CIERPLIWOŚCI!! Cały proces wyrobu wina trwa najmarniej pół roku do butelkowania. Zdarzają się jakieś wyjątki co to klarują się błyskawicznie, ale nie w ciągu miesiąca!!. Chyba, że używasz klarowinów, bentonitów itp - ale to niszczy smak wina.

Re: Fermentacja Burzliwa - jak się rozpoznaje jej koniec ?

: sobota, 25 sie 2012, 12:11
autor: Wald
Markizpucek pisze:Gratuluję nowego wyzwania.

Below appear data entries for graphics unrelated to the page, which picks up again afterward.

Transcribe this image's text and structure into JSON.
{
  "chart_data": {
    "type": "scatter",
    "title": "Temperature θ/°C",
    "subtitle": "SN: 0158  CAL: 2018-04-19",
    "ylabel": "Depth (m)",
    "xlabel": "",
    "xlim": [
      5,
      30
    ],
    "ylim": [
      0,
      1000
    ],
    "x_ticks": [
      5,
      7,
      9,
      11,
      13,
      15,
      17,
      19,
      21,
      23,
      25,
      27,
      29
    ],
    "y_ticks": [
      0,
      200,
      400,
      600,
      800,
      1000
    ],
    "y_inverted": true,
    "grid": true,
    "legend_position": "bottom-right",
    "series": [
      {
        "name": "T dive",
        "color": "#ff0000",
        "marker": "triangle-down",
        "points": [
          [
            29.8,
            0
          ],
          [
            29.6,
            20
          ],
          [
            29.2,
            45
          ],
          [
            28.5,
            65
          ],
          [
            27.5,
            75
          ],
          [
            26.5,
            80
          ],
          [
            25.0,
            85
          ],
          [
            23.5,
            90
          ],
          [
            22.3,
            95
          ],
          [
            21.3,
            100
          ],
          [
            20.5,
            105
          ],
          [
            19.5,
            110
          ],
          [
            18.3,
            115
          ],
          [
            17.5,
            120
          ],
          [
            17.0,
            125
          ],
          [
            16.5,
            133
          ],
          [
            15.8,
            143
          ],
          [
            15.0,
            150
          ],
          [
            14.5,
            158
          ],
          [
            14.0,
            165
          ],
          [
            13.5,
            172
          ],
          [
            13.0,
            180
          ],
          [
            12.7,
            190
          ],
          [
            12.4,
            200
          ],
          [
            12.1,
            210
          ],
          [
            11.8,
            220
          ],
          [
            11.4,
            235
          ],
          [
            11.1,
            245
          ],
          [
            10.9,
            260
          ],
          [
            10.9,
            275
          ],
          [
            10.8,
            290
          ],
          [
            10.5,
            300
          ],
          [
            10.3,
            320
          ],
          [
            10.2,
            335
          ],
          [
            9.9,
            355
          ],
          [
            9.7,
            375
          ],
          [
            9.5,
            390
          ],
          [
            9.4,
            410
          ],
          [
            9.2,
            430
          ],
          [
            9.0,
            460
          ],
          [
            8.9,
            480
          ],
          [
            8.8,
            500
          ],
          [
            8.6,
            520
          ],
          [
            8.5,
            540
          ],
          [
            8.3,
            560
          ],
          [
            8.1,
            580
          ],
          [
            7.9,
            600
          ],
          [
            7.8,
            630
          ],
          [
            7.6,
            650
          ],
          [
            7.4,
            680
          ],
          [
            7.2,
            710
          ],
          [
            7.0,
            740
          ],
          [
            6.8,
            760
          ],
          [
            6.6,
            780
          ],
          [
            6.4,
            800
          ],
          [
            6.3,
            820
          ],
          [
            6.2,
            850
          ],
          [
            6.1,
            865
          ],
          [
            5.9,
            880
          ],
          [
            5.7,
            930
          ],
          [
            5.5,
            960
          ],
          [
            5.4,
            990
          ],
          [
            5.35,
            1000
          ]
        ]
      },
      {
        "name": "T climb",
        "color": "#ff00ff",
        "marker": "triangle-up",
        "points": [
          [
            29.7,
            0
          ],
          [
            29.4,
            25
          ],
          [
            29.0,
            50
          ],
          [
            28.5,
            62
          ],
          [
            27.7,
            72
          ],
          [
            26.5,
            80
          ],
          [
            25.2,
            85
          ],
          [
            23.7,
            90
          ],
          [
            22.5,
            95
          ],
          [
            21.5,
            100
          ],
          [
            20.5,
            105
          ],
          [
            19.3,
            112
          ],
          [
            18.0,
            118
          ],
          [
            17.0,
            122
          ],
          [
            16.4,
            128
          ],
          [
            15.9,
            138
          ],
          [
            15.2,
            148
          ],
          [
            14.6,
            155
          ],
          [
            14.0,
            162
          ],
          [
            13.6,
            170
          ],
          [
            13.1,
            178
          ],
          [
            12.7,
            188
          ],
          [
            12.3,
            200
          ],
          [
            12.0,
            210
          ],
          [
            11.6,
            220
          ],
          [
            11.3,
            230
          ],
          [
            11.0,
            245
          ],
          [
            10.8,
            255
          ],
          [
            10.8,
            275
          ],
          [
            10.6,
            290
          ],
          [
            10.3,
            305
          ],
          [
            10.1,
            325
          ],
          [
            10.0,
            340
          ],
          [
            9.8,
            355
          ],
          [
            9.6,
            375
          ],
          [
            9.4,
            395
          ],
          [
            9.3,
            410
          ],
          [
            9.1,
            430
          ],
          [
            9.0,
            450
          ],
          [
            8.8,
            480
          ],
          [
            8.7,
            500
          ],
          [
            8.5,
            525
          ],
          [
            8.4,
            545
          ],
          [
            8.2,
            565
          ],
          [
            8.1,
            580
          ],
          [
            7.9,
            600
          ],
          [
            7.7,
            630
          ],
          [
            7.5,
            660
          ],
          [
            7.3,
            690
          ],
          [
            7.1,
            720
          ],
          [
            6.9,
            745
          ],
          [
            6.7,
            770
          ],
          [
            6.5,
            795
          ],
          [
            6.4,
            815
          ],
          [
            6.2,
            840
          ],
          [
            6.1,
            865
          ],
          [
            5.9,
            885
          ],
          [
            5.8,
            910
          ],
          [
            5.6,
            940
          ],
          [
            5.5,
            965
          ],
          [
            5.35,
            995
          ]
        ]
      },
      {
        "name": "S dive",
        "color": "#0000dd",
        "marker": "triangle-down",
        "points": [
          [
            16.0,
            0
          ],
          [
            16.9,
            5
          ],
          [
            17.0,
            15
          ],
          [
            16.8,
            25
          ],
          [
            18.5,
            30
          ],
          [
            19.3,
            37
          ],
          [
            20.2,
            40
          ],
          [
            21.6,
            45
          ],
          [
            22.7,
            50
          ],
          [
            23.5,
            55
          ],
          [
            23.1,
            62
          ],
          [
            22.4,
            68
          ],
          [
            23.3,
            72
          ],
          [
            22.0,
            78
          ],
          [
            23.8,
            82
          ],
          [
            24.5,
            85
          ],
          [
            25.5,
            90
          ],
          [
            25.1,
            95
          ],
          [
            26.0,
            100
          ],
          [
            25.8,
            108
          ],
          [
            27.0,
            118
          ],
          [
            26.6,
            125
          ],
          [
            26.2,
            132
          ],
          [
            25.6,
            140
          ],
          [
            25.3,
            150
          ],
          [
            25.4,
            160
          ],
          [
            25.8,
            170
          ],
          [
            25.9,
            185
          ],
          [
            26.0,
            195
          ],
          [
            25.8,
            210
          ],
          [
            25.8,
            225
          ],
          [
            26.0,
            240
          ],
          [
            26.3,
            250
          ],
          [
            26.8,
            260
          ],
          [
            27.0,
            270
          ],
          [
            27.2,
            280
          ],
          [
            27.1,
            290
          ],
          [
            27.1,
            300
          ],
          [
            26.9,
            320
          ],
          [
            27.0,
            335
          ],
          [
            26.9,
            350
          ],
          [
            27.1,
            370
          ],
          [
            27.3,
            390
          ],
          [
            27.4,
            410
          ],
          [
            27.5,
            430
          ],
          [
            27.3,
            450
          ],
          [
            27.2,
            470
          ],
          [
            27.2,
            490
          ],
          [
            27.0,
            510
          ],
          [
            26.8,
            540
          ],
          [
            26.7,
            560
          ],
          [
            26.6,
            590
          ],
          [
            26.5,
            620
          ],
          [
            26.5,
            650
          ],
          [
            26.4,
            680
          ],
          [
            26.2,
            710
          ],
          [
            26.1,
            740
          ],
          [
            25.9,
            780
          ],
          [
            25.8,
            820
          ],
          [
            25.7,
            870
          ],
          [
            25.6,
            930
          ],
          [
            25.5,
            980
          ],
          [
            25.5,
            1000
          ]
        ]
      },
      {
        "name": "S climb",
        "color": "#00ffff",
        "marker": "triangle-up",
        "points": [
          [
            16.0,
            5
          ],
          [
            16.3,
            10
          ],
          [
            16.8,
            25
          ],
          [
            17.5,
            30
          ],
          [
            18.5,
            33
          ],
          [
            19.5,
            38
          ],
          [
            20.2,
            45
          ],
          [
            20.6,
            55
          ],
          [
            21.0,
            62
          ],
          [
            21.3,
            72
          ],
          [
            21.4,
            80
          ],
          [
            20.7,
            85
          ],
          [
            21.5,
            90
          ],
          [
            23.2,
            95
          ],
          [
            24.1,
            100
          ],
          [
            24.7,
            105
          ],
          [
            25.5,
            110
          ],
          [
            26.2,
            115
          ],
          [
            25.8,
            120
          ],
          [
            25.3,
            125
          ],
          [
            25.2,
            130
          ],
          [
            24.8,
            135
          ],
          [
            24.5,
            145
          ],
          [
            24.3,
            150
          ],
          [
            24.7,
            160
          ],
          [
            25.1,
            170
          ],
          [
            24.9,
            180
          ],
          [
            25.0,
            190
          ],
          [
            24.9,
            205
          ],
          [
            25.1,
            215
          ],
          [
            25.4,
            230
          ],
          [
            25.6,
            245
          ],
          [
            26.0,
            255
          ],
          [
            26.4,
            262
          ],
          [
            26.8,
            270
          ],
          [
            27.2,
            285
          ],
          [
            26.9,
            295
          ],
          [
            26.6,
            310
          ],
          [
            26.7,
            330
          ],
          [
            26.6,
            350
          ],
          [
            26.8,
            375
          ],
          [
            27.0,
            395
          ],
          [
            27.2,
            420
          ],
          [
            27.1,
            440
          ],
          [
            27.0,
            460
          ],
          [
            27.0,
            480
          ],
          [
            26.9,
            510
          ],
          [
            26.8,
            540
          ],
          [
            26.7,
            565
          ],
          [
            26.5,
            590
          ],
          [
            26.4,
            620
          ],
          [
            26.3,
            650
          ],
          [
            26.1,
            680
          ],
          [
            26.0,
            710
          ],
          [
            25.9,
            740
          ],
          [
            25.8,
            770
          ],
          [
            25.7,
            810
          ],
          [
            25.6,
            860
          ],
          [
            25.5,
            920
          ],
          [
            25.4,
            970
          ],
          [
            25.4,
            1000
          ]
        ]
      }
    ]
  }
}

Wszystko co koledzy pisali wcześniej to oczywiście prawda.
To czemu się tego nie trzymasz?
gdy bąbelki "spadną" 1 na minutę
Czyli nastaw, nie wino, jeszcze pracuje!
Następnie zadaję klarowin...
....O klarowaniu już na tym forum pisano
I zawsze było, że po zakończonej fermentacji i odgazowaniu wina.
Wino w tym okresie wypuszcza jeszcze bąbelki powietrza ( powiedzmy raz na parę minut)
Czyli za wcześnie na klarowanie. Jeszcze robi!
Proces wytrącania osadów trwa nadal w butelkach.
Przy takim procesie wytwarzania wcale się nie dziwię.
Normalnie nie powinno się to zdarzać. Wyjątkiem są osady szlachetne, ale to inna bajka.